I marvel at her ability in that moment to compartmentalize. She remembers the drill:
a trip to the funeral home to select the casket and the Mass cards. Name the hours
of visitation. All the minutiae of tying up a life. And they’ll ask for clothes to
dress him in. Yes, she will be way ahead of them. She will come prepared.

#

Their wedding was a small thing—just family. His daughters. My grandparents. Paul’s
three brothers, one of whom works for the State Department, one of whom is a Catholic
priest, and one who lives in the house they grew up in, near the steel mills outside
the city.

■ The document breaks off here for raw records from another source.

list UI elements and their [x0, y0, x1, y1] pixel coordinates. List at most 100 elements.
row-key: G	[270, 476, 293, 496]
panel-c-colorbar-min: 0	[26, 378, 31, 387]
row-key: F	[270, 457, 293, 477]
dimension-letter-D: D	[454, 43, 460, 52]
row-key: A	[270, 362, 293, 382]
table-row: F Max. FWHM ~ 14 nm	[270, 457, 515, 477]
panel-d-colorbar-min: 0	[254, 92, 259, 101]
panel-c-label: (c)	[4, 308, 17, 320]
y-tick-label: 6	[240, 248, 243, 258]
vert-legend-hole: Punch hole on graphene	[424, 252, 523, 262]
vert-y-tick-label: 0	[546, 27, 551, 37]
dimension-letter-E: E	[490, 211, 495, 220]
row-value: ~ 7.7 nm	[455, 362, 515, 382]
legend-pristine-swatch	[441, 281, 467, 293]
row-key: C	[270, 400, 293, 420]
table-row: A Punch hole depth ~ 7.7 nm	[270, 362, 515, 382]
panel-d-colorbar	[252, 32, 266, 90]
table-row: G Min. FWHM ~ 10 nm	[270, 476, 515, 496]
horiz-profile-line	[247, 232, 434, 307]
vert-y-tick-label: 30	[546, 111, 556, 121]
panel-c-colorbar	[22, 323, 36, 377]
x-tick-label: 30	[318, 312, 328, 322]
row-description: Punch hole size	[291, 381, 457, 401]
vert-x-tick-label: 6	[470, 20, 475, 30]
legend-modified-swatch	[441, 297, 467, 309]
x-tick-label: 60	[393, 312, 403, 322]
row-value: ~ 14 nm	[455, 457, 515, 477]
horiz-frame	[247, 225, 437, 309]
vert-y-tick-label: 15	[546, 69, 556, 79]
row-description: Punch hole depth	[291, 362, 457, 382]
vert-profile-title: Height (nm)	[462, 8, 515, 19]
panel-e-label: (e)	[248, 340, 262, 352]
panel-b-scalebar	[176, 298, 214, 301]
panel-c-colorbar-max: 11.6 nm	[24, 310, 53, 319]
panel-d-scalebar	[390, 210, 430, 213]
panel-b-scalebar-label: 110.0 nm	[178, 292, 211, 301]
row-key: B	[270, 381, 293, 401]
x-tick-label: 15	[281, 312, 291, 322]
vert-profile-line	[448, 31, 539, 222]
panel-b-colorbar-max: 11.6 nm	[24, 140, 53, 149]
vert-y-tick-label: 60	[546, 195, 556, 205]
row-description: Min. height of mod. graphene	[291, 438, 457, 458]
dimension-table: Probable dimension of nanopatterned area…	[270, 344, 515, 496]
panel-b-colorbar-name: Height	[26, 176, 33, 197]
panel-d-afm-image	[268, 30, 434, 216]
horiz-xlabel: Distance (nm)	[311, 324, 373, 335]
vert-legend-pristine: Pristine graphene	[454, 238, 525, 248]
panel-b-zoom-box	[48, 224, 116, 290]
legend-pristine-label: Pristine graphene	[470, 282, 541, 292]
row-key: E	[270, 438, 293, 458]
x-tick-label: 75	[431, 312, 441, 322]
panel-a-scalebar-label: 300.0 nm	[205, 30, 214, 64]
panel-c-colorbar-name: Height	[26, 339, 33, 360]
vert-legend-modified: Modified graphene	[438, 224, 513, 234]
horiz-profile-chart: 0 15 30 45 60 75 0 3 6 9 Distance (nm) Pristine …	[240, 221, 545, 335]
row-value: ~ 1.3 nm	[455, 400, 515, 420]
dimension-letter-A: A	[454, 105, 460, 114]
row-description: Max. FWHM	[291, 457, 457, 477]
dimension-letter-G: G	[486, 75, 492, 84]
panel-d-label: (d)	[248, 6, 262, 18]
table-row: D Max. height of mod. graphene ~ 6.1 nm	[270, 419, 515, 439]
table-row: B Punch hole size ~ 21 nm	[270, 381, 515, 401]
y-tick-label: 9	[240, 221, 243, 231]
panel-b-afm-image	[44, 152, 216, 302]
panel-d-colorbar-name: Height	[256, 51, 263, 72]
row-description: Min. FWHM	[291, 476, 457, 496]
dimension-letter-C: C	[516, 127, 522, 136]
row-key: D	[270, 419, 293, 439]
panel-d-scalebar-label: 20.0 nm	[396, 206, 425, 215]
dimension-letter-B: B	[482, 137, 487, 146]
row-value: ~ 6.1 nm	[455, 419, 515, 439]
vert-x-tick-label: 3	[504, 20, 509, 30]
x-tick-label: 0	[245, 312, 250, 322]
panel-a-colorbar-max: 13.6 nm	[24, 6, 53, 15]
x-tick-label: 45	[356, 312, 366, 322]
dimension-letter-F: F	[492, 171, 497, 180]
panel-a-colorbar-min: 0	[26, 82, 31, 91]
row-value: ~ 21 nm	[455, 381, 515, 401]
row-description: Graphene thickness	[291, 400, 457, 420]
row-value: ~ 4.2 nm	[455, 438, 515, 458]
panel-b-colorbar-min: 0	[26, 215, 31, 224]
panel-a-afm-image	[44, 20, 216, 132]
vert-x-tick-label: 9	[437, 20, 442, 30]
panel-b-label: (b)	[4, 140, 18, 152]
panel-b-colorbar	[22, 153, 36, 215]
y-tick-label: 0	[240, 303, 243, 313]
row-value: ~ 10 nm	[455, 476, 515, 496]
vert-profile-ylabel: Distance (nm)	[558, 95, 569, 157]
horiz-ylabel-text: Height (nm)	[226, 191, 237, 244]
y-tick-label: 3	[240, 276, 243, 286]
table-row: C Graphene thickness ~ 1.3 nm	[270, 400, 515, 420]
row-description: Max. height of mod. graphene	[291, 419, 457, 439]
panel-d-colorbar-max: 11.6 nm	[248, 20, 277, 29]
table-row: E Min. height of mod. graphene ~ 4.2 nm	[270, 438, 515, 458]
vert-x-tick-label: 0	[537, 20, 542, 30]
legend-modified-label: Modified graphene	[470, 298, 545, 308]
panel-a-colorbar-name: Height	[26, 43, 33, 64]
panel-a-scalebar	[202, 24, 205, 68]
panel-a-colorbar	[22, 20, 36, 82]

Also my mother’s brother and his family. And then there’s my godmother,
Lorraine, and her husband, Clarence.

I’ve always loved Clarence. He died maybe ten years ago. Big bear of a Polack. Clarence
Rychlewski. Six-four, maybe 250. Just enormous. From the North Side. When he was in
high school he was in a gang of Polack kids called the Addison Bears. Graduated high
school. Got a job selling aluminum for Alcoa. The kind of job for a kid with not much
behind him, but the kind of job that let him put his hand on the throat of the American
Dream and squeeze all that is good out of it.